Select Fedora 10 and after a while you'll be asked to reboot in your upgraded Fedora 10 system!

If you were using the RPM Fusion Repository it should have been updated to the RPM Fusion repository by now. But if you haven't done so it will also be updated along with the whole system update.

2. Configuring sudo

**Note: In my previous Fedora 6 and 7 guides I've been using sudo for the commands that needed root access. However since many users don't want to add their user to the sudoers I've decided to change all the commands to the su -c 'command' way. If you want to type many commands as root it is better to type only the first time su - and give your root password. After that you become root until you type exit. Of course it's up to you to configure sudo or not.

* Modifying sudoers file

Normally if you want to run a command which requires root privileges you first have to type 'su -', type your root password and then type the command. However you can bypass this by using the 'sudo' command. But first you have to configure it like this:

su --login -c 'visudo'
Now go below the line:

root    ALL=(ALL)       ALL
press a, and type the following

username ALL=(ALL)      ALL
where username is the username you use to login. Next press Escape.

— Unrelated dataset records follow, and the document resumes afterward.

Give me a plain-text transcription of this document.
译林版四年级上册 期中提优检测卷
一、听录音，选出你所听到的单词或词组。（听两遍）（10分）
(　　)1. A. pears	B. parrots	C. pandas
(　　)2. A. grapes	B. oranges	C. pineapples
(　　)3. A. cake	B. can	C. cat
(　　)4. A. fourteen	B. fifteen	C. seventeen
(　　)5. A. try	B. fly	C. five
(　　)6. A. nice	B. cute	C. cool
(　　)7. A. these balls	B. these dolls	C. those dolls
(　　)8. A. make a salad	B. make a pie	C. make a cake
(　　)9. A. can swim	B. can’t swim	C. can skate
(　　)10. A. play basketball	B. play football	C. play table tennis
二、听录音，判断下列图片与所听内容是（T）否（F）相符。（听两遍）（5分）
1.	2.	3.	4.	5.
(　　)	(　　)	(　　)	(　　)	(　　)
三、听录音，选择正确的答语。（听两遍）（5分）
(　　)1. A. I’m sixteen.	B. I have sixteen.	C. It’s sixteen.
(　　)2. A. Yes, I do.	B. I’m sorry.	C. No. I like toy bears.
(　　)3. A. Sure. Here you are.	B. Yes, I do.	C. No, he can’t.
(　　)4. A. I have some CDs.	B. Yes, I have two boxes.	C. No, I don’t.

Now, if you want to be prompted for your root password each time you use the sudo command go to this line:

# %wheel        ALL=(ALL)       ALL
and with your cursor pointing on # press x

If you don't want to be prompted for your root password each time you use the sudo command go to this line:

# %wheel        ALL=(ALL)       NOPASSWD: ALL
and with your cursor pointing on # press x

Next, press :wq to save and exit. (type the : as well)

* Adding your user to the wheel group

Just type:

su -c 'gpasswd -a username wheel'

* Testing sudo

To test if you have done it correctly as a simple user type:

$ sudo whoami
If everything is working properly the command should return the word 'root'.